Three Kurosawa films, a late 40’s classic and a Best Actor performance…..
Dodes’Ka-Den – 7.5/10 (An essential film from the late period of one of cinemas true masters Akira Kurosawa. His first shot in color, this film examines the struggles of people living in the slums in the outskirts of Tokyo. Each person in the film has their own dreams and ideas on how to make it through the hard times including a father and son who both have vivid images of how their house would look and a young man who imagines every day that he is driving a train. This film is very different in tone but is still strikingly Kurosawa at the heart as each characters story unravels. I wouldn’t recommend starting with this film if it is your first viewing of his work, but would recommend it to those who will take the time and read about all that happened just before, during and after the filming of this movie.)
Ran – 9.0/10 (I have had a fondness for Kurosawa’s non-samurai films lately, but this movie was a great return to his bread and butter. Ran is Kurosawa’s take on Shakespeare’s “King Lear” and his take is brilliant. To what lengths will a father go to maintain his family, keep his pride and ultimately what sacrifices will each character have to make before the last drop of blood is shed. This is Kurosawa’s last epic film and it is in brilliant surreal color and of grand scale.
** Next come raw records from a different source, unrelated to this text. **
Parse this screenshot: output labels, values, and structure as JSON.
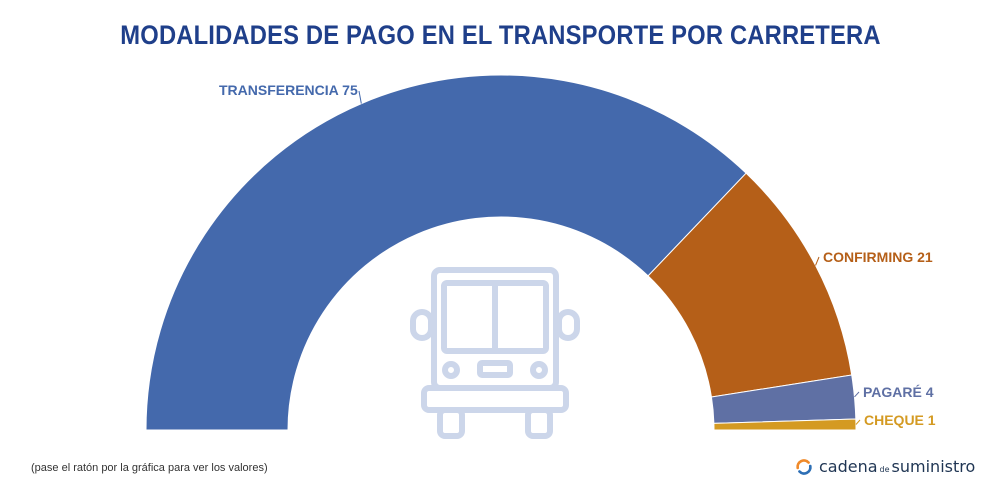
{
  "title": "MODALIDADES DE PAGO EN EL TRANSPORTE POR CARRETERA",
  "note": "(pase el ratón por la gráfica para ver los valores)",
  "brand": {
    "part1": "cadena",
    "part2": "de",
    "part3": "suministro"
  },
  "center_icon": "truck-front-icon",
  "chart_data": {
    "type": "pie",
    "variant": "semicircle-donut",
    "title": "MODALIDADES DE PAGO EN EL TRANSPORTE POR CARRETERA",
    "slices": [
      {
        "label": "TRANSFERENCIA",
        "value": 75,
        "color": "#4469ac",
        "label_color": "#4469ac"
      },
      {
        "label": "CONFIRMING",
        "value": 21,
        "color": "#b55f18",
        "label_color": "#b55f18"
      },
      {
        "label": "PAGARÉ",
        "value": 4,
        "color": "#5f70a4",
        "label_color": "#5f70a4"
      },
      {
        "label": "CHEQUE",
        "value": 1,
        "color": "#d49a22",
        "label_color": "#d49a22"
      }
    ]
  }
}
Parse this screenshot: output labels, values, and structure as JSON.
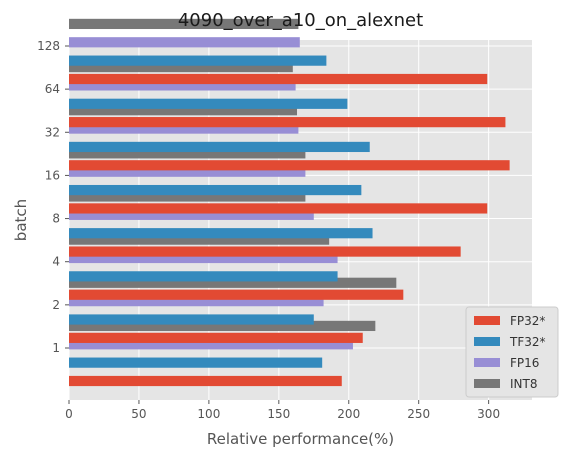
{
  "chart_data": {
    "type": "bar",
    "orientation": "horizontal",
    "title": "4090_over_a10_on_alexnet",
    "xlabel": "Relative performance(%)",
    "ylabel": "batch",
    "categories": [
      "1",
      "2",
      "4",
      "8",
      "16",
      "32",
      "64",
      "128"
    ],
    "series": [
      {
        "name": "FP32*",
        "color": "#E24A33",
        "values": [
          195,
          210,
          239,
          280,
          299,
          315,
          312,
          299
        ]
      },
      {
        "name": "TF32*",
        "color": "#348ABD",
        "values": [
          181,
          175,
          192,
          217,
          209,
          215,
          199,
          184
        ]
      },
      {
        "name": "FP16",
        "color": "#988ED5",
        "values": [
          203,
          182,
          192,
          175,
          169,
          164,
          162,
          165
        ]
      },
      {
        "name": "INT8",
        "color": "#777777",
        "values": [
          219,
          234,
          186,
          169,
          169,
          163,
          160,
          164
        ]
      }
    ],
    "xlim": [
      0,
      331
    ],
    "xticks": [
      0,
      50,
      100,
      150,
      200,
      250,
      300
    ],
    "grid": true,
    "legend_position": "lower-right",
    "style": "ggplot"
  }
}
A must watch for cinephiles.)
No Regrets For Our Youth – 6.5/10 (Part of Criterion’s “Postwar Kurosawa” collection this film reflects a director still finding his way after the end of WW II. A very human piece, the film follows the transformation of a young woman from one side of life in a quiet conservative home to fully blossoming in her finding life for herself. The film struggles a little with pacing as there are one too many insignificant scenes that take away from the story, but the core is very solid.)
The Bicycle Thief – 6.5/10 (1948 cinema classic that depicts post WW II depression in Italy and the great lengths a man will go to get his stolen bicycle back so that he can get back to providing for his family. This film failed to make an emotional impact on me as I never felt a connection to the struggle. It seemed like a little bit of a flimsy premise to spend so much time looking for one bicycle when they all looked the same. While I understand the importance of the bicycle to his families well being, I just never felt that close relationship with his life. Chalk it up to me being crabby but this film was mild entertainment.)
My Left Foot – 8.5/10 (I am sorry Christy Brown, for taking this long to see your movie. Daniel Day Lewis gave a hell of a performance as the lead character Christy Brown who suffers from cerebral palsy and only has total control of his left foot. A young Christy is branded mentally disabled because of his condition and he struggles to prove to everyone that he is mentally able despite his appearance. His emotion is poured into his painting and as a viewer you are emotionally ravaged as you watch him stumble to find love outside of his family. The ending of this film is the only reason I have not rated it higher, it felt a little cheesy with the way it is presented, but that minor flaw can’t shadow a great film.)